Poetics as a speculative writerly discourse is another of my obsessions and I have written about it a lot (in The Necessity of Poetics particularly; one (early) version here) but have never quite got round to publishing a whole book on it. There are scattered essays (including my inaugural lecture of 2007, which I ought to distribute beyond its academic journal publication in New Writing) and quite a few of the chapters of When Bad Times Made for Good Poetry are specifically about poetics documents, as have been my recent posts on Geraldine Monk. An exhaustive catalogue of poetics documents was also posted on this blog a few years ago, a number of posts in fact, when I thought that another outtake of a book would be useful for readers. Best to click onto 2009 on the right and find them between June and August. Very few people have followed them up. However, in this encounter with Bergvall’s work her poetics serves to introduce her ‘Shorter Chaucer Tales’ as they do in Meddle English in fact.
           
‘The Host Tale’ I described in my review (as I’ve shown): it ‘collages every food and drink reference in Chaucer’s Tales, and … leaves the reader feeling hilariously crapulent’. Is that all? Clearly not. I have described the technique (as does Bergvall in her note) and I’ve said a little about its woozy effect. It is quite a feast. The types of food described are immense and accorded some pleasure when I encountered some of these from Bergvall’s piece as I read Chaucer’s originals. Chaucer’s father was a vintner and he was raised in the importers’ area of London, hence the specificity of the listings I suppose (Chaucer was also a customs official).
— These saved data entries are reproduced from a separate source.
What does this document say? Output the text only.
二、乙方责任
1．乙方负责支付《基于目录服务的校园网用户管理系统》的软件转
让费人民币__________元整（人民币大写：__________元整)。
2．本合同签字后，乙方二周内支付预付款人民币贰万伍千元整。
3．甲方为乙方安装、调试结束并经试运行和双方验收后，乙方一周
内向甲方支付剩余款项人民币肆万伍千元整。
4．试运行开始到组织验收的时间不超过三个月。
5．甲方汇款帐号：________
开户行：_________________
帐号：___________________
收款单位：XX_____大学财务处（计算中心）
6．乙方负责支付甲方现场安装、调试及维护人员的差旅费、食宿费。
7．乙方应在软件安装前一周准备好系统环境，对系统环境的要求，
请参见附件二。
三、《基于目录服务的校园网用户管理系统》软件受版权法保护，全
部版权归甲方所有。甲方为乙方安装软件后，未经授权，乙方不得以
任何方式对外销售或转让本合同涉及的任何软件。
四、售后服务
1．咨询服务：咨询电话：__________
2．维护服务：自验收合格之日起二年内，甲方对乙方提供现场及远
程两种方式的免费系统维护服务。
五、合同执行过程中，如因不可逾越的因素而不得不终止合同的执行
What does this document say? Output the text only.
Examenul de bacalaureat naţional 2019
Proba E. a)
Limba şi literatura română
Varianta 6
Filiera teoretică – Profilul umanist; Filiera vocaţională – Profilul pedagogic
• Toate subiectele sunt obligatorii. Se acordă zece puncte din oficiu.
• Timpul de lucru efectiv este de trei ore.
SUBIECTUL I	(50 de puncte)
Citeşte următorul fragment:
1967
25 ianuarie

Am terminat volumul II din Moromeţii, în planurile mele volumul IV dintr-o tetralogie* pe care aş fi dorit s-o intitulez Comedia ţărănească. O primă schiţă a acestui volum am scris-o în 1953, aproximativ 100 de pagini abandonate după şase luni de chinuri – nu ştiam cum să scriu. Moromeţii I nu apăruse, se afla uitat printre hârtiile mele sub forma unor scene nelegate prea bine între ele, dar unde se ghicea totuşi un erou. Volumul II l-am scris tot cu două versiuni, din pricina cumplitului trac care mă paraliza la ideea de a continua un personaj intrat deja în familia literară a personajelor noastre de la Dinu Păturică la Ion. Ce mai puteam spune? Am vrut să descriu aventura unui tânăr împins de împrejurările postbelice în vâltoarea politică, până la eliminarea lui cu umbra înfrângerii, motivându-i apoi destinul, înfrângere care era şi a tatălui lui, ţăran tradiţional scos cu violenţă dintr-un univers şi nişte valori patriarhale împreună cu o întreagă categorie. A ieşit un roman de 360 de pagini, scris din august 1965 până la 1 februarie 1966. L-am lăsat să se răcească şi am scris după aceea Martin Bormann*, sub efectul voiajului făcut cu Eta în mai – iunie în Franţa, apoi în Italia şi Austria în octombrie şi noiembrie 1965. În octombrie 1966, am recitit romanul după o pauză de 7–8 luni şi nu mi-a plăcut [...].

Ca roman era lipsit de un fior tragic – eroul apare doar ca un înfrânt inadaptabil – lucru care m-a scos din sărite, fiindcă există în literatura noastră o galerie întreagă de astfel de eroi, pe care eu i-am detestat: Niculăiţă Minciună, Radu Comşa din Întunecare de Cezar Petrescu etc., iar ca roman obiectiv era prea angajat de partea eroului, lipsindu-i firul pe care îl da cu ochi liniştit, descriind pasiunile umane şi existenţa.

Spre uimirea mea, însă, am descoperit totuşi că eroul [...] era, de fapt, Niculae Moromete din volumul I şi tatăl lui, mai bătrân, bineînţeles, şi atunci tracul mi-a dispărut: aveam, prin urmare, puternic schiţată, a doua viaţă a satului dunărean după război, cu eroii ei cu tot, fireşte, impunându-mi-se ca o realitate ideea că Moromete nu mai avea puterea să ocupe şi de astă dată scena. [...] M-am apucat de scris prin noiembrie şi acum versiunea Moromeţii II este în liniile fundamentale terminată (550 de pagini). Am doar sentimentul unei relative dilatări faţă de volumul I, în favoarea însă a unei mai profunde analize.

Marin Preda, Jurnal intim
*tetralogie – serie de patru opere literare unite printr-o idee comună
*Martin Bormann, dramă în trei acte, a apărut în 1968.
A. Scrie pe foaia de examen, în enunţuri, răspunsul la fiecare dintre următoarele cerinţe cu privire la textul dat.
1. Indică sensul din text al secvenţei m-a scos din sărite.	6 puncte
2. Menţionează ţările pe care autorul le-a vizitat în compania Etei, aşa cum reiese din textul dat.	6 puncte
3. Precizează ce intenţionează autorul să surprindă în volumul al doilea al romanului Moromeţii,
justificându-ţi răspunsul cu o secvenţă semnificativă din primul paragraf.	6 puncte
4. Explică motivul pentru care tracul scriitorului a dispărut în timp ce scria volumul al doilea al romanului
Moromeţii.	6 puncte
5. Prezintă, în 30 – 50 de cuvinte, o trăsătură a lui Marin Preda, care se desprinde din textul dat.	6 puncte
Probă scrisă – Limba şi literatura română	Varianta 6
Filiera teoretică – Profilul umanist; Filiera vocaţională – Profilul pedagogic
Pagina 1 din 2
The text’s title ‘The Host Tale’ is not ‘The Host’s Tale’. Chaucer’s host was probably ‘real’: ‘Henry Bailly, the Host, has the same name as Henricus Bailly or Baillif, known to have been an innkeeper in Southwark, and a member of Parliament from that borough’, which was also Chaucer’s dwelling place at one point. (Note to Oxford: 3) The host in the Tales does not deliver a tale (although he would have if Chaucer had even half completed his task). But that is not the title. It’s ‘The Host Tale.’ The tale that hosts these quotations about the goods used by hosts, about hospitality. (I’m thinking about ghosts and hosts and acts of hospitality, about the very late and Levinasian thought of Derrida which I might check out here.) Playing host in this way differentiates it from the appropriative gestures of conceptual writing (or at least its theories), which allow little room for hospitality: theft is the usual metaphor, the specific practice of plagiarism. Exchange, learning and dialogue seem more prevalent in the quotations from Bergvall’s poetics, and make of her work a more generous encounter with its materials.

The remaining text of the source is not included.